Why is using %do% loop is using multiple processors? Expected sequential loop

79 views Asked by At

I'm using foreach and reading up on it e.g.

My understanding is that you would use %dopar% for parallel processing and %do% for sequential.

As it happens I was having issues with %dopar% and while trying to debug I changed it to a what I thought was a sequential loop using %do%. I happened to have the terminal open and noticed all processors running while I ran the loop.

Is this expected?

Reproducible example:

library(tidyverse)
library(caret)
library(foreach)

# expected to see parallel here because caret and xgb with train()
xgbFit <- train(Species ~ ., data = iris, method = "xgbTree", 
                trControl = trainControl(method = "cv", classProbs = TRUE))
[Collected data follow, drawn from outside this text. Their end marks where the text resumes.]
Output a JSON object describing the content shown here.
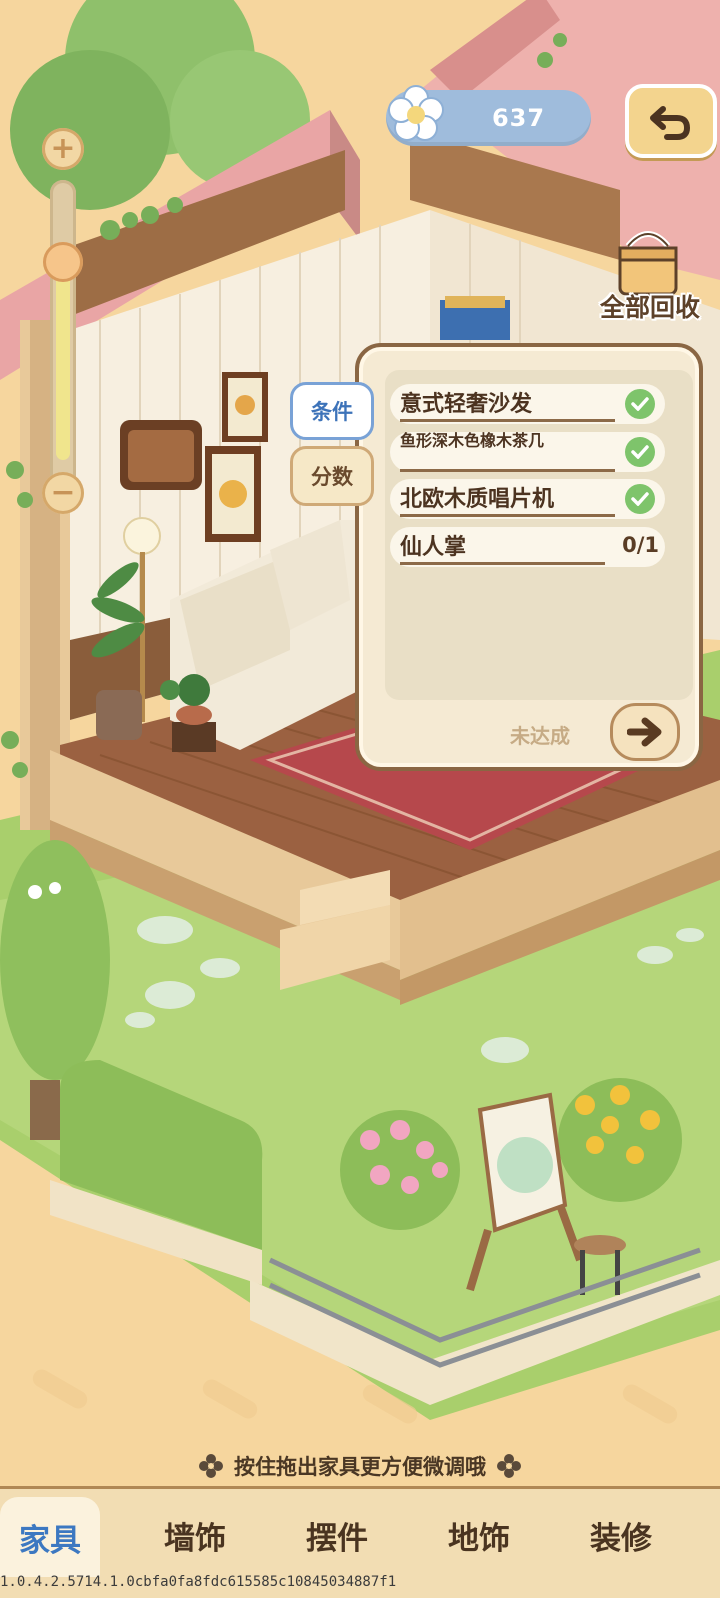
{
  "currency": {
    "amount": "637",
    "icon": "flower-icon"
  },
  "top": {
    "back_icon": "undo-arrow-icon",
    "recycle_label": "全部回收",
    "recycle_icon": "box-basket-icon"
  },
  "zoom": {
    "plus": "+",
    "minus": "−",
    "level": 0.9
  },
  "quest": {
    "tabs": [
      {
        "label": "条件",
        "active": true
      },
      {
        "label": "分数",
        "active": false
      }
    ],
    "items": [
      {
        "name": "意式轻奢沙发",
        "done": true
      },
      {
        "name": "鱼形深木色橡木茶几",
        "done": true
      },
      {
        "name": "北欧木质唱片机",
        "done": true
      },
      {
        "name": "仙人掌",
        "done": false,
        "progress": "0/1"
      }
    ],
    "status": "未达成",
    "go_icon": "arrow-right-icon"
  },
  "hint": "按住拖出家具更方便微调哦",
  "tabs": [
    {
      "label": "家具",
      "active": true
    },
    {
      "label": "墙饰",
      "active": false
    },
    {
      "label": "摆件",
      "active": false
    },
    {
      "label": "地饰",
      "active": false
    },
    {
      "label": "装修",
      "active": false
    }
  ],
  "version": "1.0.4.2.5714.1.0cbfa0fa8fdc615585c10845034887f1",
  "colors": {
    "accent": "#3c78c1",
    "panel_border": "#8a6643",
    "check": "#7ec46b",
    "currency_bg": "#9fbcdc"
  }
}
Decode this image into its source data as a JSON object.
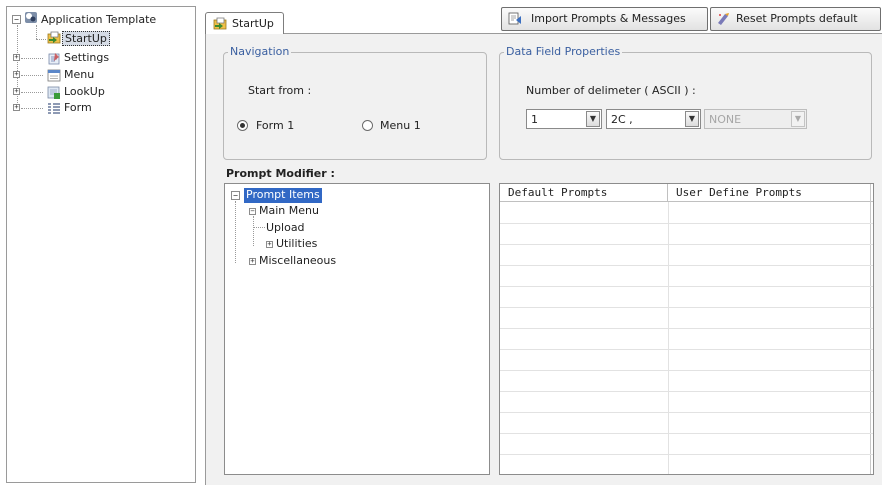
{
  "tree": {
    "root_label": "Application Template",
    "items": [
      {
        "label": "StartUp",
        "icon": "startup-icon"
      },
      {
        "label": "Settings",
        "icon": "settings-icon"
      },
      {
        "label": "Menu",
        "icon": "menu-icon"
      },
      {
        "label": "LookUp",
        "icon": "lookup-icon"
      },
      {
        "label": "Form",
        "icon": "form-icon"
      }
    ]
  },
  "tabs": [
    {
      "label": "StartUp"
    }
  ],
  "toolbar": {
    "import_label": "Import Prompts & Messages",
    "reset_label": "Reset Prompts default"
  },
  "navigation": {
    "legend": "Navigation",
    "start_label": "Start from :",
    "options": [
      {
        "label": "Form 1",
        "selected": true
      },
      {
        "label": "Menu 1",
        "selected": false
      }
    ]
  },
  "data_field": {
    "legend": "Data Field Properties",
    "delimiter_label": "Number of delimeter ( ASCII ) :",
    "combo1_value": "1",
    "combo2_value": "2C ,",
    "combo3_value": "NONE"
  },
  "prompt_modifier": {
    "title": "Prompt Modifier :",
    "tree": {
      "root": "Prompt Items",
      "main_menu": "Main Menu",
      "upload": "Upload",
      "utilities": "Utilities",
      "misc": "Miscellaneous"
    },
    "table": {
      "columns": [
        "Default Prompts",
        "User Define Prompts"
      ]
    }
  },
  "colors": {
    "selection": "#3168c5",
    "legend_text": "#3a5fa0",
    "panel_bg": "#f1f1f1"
  }
}
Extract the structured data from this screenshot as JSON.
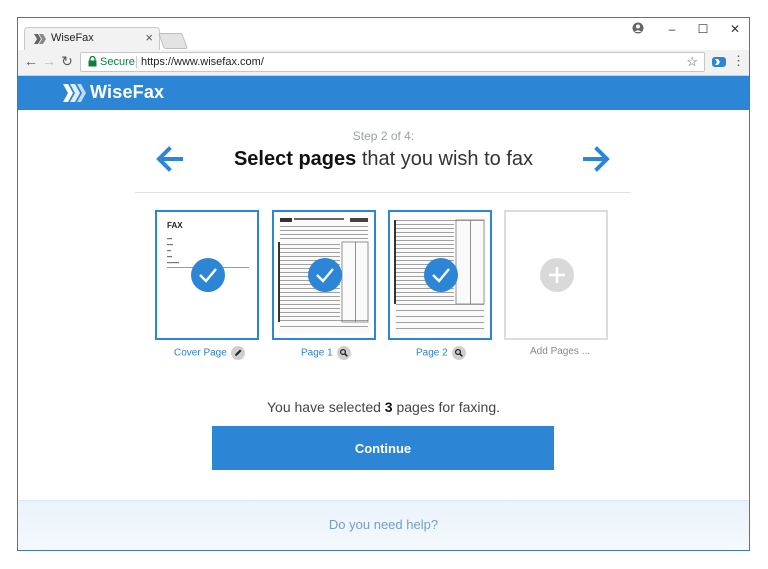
{
  "browser": {
    "tab_title": "WiseFax",
    "tab_close": "×",
    "secure_label": "Secure",
    "url": "https://www.wisefax.com/",
    "window_controls": {
      "profile": "profile-icon",
      "minimize": "–",
      "maximize": "☐",
      "close": "✕"
    }
  },
  "site": {
    "logo_text": "WiseFax",
    "brand_color": "#2d86d5"
  },
  "wizard": {
    "step_label": "Step 2 of 4:",
    "title_bold": "Select pages",
    "title_rest": " that you wish to fax"
  },
  "pages": [
    {
      "caption": "Cover Page",
      "icon": "pencil-icon",
      "selected": true,
      "doc_heading": "FAX"
    },
    {
      "caption": "Page 1",
      "icon": "magnifier-icon",
      "selected": true
    },
    {
      "caption": "Page 2",
      "icon": "magnifier-icon",
      "selected": true
    },
    {
      "caption": "Add Pages ...",
      "icon": "plus-icon",
      "selected": false
    }
  ],
  "summary": {
    "prefix": "You have selected ",
    "count": "3",
    "suffix": " pages for faxing."
  },
  "continue_label": "Continue",
  "help_link": "Do you need help?"
}
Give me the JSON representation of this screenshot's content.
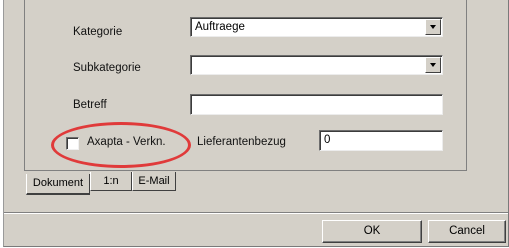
{
  "form": {
    "kategorie": {
      "label": "Kategorie",
      "value": "Auftraege"
    },
    "subkategorie": {
      "label": "Subkategorie",
      "value": ""
    },
    "betreff": {
      "label": "Betreff",
      "value": ""
    },
    "axapta_checkbox": {
      "label": "Axapta - Verkn.",
      "checked": false
    },
    "lieferantenbezug": {
      "label": "Lieferantenbezug",
      "value": "0"
    }
  },
  "tabs": [
    {
      "label": "Dokument",
      "active": true
    },
    {
      "label": "1:n",
      "active": false
    },
    {
      "label": "E-Mail",
      "active": false
    }
  ],
  "buttons": {
    "ok_label": "OK",
    "cancel_label": "Cancel"
  },
  "highlight_color": "#e03a3a"
}
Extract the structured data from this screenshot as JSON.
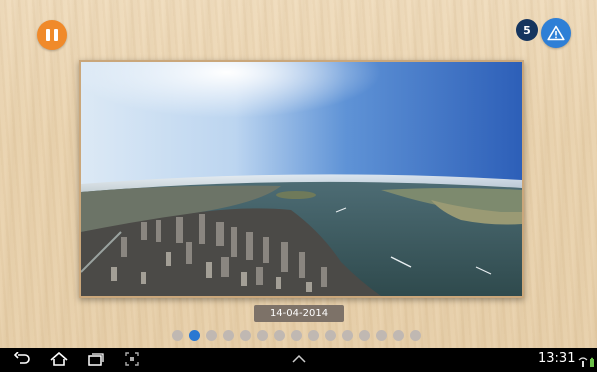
{
  "controls": {
    "pause_icon": "pause-icon",
    "alert_icon": "warning-triangle-icon",
    "badge_count": "5"
  },
  "photo": {
    "description_icon": "aerial-city-photo",
    "date": "14-04-2014"
  },
  "pager": {
    "total": 15,
    "active_index": 1
  },
  "system_bar": {
    "time": "13:31",
    "icons": [
      "back-icon",
      "home-icon",
      "recents-icon",
      "screenshot-icon",
      "chevron-up-icon",
      "wifi-icon",
      "battery-icon"
    ]
  },
  "colors": {
    "pause_button": "#f08a2a",
    "alert_button": "#2e7fd6",
    "badge": "#16355e",
    "active_dot": "#2a78d2",
    "inactive_dot": "#c0b8b2",
    "date_bg": "#7d7268"
  }
}
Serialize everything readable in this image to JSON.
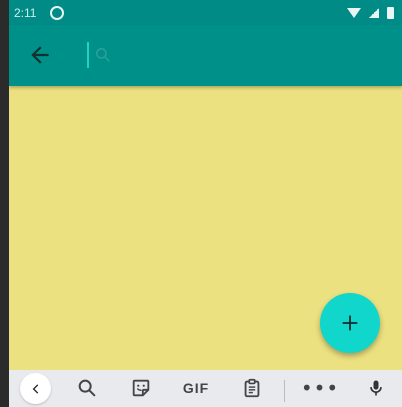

iris_big <- do.call(rbind, replicate(1000, iris, simplify = F))

nr <- nrow(iris_big)
n <- 1000 # loop over in chunks of 20
pieces <- split(iris_big, rep(1:ceiling(nr/n), each=n, length.out=nr))
lenp <- length(pieces)

# did not expect to see parallel processing take place when running the block below
predictions <- foreach(i = seq_len(lenp)) %do% {

  # get prediction
  preds <- pieces[[i]] %>% 
    mutate(xgb_prediction = predict(xgbFit, newdata = .))

  return(preds)
}

bah <- do.call(rbind, predictions)

enter image description here

1

There are 1 answers

3
F. Privé On BEST ANSWER

My best guess would be that these are processes still running from previous runs.

It is the same when using foreach::registerDoSeq()?

My second guess would be that predict runs in parallel.